I have noticed that I get some hits about people acquiring about doing multi site, so I thought I would talk a little bit more about it. I have an entire page on my blog listing the different styles of doing a video venue based multi site experience. I have also mentioned multi site in other posts but I think it is time to give this topic a little attention since this Idea has gained a lot of supporters in the past few years.
I’m not going to go into how to make the decision to do multi site, that is really up to your church leaders. What I want to really focus on is how to do multi site video venues, and to do them well. You know, after your lead pastor comes up to and says, we are going to do this.
First let’s answer the question what is a video venue? For our purposes, a video venue is a facility, or room that gets a good chunk of their service brought to them via a video feed rather than by live on stage talent. Usually this is only the message, as far as I have seen.
So before you purchase any gear or make any decisions regarding your multi site experience there are a few things you will need to understand. The first is that you are asking people to sit and watch a video screen for 30+ minutes every week. People do that everyday watching tv, so the quality that you need to bring needs to be placed to a high level in order to make these sites successful. There is not much grace for bad video, there is no other option for attenders and they will stop coming. Your competing with the couch, and the tv. And it isn’t easy. Speaking is the number one draw to a church, it is important to recreate this experience well. This may include big changes such as changing a camera locations to get closer to the stage. Know that you may have to make some severe changes in order to make the site experiences good.
Reliability is everything. Your Cameras, recording gear, and projectors, all have an entirely new importance placed on them. If they fail, you don’t have a service or only half of a service. Do what you can to build in redundancies and have quality gear in place to ensure that services will happen the way they should. This needs to be considered when forming budgets and plans.
Your number one thing to worry about is to make sure that your primary camera looks good, is operating smooth and that the audio levels are good and clean. That is the audiences connection to the pastor. Graphics, ambient mics, stage set, ect. Can be figured out later and are more forgiving than if there are bad, hard to see camera shots.
Back when I was in school I had to take a 3d animation class, I hated it, but, the one thing the teacher would always tell us is that it doesn’t have to look real, it has to be believable. Believable states that not everything will be perfect, it just has to be good enough for people to stop caring that it is fake. With video venues you don’t have to make everything perfect, although that is something to strive for, you just have to give people a quality experience so that they don’t mind watching a screen. I believe that our goals is not to try and make people think the pastor is in the room as much as we want people to forget the fact that the pastor isn’t in the room. The biggest hurdle people face is that they know the pastor isn’t there, once they get over that, video venues work great. Connect them to the pastor in a way that will get them over this quickly and stop reminding them that the pastor isn’t there.

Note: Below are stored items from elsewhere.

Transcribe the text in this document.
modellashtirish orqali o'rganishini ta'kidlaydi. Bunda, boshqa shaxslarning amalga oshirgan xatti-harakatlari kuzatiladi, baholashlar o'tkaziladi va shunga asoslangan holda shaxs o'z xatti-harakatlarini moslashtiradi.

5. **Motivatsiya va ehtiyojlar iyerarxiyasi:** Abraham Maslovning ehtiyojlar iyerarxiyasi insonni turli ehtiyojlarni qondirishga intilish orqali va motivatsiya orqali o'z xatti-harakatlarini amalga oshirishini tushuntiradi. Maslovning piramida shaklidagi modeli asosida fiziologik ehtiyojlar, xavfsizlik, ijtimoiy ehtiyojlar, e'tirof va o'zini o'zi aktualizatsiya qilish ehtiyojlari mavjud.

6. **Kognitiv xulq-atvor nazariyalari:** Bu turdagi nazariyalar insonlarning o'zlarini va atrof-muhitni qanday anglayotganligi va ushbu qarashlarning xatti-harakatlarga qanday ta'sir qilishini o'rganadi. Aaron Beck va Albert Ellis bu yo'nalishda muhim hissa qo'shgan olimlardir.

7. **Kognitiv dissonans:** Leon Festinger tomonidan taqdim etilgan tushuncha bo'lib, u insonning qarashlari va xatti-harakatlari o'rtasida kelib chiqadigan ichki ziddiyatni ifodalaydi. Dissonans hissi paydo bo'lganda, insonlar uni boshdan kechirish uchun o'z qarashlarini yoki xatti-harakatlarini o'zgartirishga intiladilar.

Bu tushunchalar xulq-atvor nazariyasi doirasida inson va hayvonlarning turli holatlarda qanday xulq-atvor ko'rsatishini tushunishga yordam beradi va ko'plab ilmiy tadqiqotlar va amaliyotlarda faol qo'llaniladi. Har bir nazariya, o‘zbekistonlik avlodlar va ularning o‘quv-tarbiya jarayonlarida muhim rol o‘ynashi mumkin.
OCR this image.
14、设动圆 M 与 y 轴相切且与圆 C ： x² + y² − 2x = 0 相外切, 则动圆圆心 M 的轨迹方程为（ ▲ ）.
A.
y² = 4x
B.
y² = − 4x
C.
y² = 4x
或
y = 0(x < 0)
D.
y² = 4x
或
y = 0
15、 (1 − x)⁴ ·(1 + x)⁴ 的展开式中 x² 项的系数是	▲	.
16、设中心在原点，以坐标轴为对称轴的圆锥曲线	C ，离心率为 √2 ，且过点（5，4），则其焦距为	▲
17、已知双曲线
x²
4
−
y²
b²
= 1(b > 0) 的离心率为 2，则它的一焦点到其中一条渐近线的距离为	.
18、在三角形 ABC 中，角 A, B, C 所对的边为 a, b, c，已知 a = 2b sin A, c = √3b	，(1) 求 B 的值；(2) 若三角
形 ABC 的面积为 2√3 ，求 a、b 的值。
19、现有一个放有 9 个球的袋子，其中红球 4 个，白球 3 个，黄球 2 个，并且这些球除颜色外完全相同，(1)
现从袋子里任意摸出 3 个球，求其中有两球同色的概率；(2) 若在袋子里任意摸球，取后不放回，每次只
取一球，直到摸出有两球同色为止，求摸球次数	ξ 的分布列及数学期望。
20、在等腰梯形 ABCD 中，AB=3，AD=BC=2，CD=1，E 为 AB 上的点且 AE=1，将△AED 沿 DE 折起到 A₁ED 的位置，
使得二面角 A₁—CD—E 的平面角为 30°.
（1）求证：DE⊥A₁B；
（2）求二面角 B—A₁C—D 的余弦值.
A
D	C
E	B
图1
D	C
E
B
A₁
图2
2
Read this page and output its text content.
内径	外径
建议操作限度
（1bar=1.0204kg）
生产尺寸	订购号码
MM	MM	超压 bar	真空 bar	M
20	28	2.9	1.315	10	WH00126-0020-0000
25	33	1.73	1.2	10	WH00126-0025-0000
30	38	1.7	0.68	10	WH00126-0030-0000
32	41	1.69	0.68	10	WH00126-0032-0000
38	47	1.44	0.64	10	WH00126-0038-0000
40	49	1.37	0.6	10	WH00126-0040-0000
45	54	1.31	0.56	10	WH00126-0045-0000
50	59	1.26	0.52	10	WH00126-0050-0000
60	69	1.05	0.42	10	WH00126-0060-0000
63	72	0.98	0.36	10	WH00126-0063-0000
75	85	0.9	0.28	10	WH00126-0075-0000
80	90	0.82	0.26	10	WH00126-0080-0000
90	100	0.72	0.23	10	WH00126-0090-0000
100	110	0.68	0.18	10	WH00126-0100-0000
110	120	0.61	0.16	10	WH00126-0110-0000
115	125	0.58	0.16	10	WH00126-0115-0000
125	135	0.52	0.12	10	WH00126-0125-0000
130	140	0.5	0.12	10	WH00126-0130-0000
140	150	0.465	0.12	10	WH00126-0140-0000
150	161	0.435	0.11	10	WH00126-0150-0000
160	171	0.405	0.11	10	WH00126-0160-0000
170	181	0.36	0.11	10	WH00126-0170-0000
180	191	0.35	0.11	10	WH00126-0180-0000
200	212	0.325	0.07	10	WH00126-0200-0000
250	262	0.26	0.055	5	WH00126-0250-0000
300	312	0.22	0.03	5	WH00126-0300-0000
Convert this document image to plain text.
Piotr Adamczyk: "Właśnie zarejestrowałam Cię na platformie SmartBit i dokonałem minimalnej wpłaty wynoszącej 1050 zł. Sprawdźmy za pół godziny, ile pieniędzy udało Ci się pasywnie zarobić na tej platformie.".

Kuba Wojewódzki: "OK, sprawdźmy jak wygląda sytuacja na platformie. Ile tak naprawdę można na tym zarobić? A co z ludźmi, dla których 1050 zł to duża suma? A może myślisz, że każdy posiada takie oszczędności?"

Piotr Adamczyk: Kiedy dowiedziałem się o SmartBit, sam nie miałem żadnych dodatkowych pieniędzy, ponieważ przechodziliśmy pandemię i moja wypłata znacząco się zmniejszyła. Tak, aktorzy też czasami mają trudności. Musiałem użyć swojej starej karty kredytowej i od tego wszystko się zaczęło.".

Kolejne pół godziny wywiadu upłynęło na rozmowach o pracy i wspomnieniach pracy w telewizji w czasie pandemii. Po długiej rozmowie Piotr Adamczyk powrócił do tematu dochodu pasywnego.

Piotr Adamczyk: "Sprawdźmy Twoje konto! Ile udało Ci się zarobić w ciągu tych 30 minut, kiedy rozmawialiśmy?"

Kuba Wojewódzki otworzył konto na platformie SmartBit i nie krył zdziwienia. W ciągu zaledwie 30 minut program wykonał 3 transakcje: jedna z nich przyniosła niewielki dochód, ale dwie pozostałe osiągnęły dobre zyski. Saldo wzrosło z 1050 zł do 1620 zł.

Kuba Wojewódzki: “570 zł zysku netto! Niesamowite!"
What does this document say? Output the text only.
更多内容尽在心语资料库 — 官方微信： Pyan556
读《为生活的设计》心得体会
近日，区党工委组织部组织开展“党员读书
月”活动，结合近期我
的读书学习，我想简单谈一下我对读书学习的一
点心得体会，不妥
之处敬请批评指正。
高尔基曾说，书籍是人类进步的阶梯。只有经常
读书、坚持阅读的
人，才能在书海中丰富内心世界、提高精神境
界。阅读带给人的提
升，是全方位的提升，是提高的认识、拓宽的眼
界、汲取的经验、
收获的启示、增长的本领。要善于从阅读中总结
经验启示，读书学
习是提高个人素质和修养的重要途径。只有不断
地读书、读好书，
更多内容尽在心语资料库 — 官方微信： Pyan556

Don’t focus on brining the satellite site to the main campus, focus on bringing the speaker to the site. By trying to bring the remote site to the main campus tells the audience that that is where they should be, not in the seat they are in. But if you only bring over the pastor it doesn’t give them that sense of being disconnected or in the wrong building. For this reason, I would recommend not doing a broadcast style of switching. Lock in tight and stay there. Single camera IMAG works well for video venues, or do a virtual feel if you have the money to invest. To understand these styles better visit my multi site page.
Up until this point my priority in this article has been to get you started on the right foot, but doing video venues well is all about on-going improvement. Worry about quality first, then improve from there. I could write a few posts on the details of doing video venue multi site well, but what I have listed here is in my opinion the most important in launching multi site video venues well so they are successful and grow. I have worked for a church that has done multi site for almost 6 years and we are still finding ways to improve. So be ready for change, trying new things, and allowing the ball to continuously roll. Multi site is a journey, just be sure to launch well so that journey is long.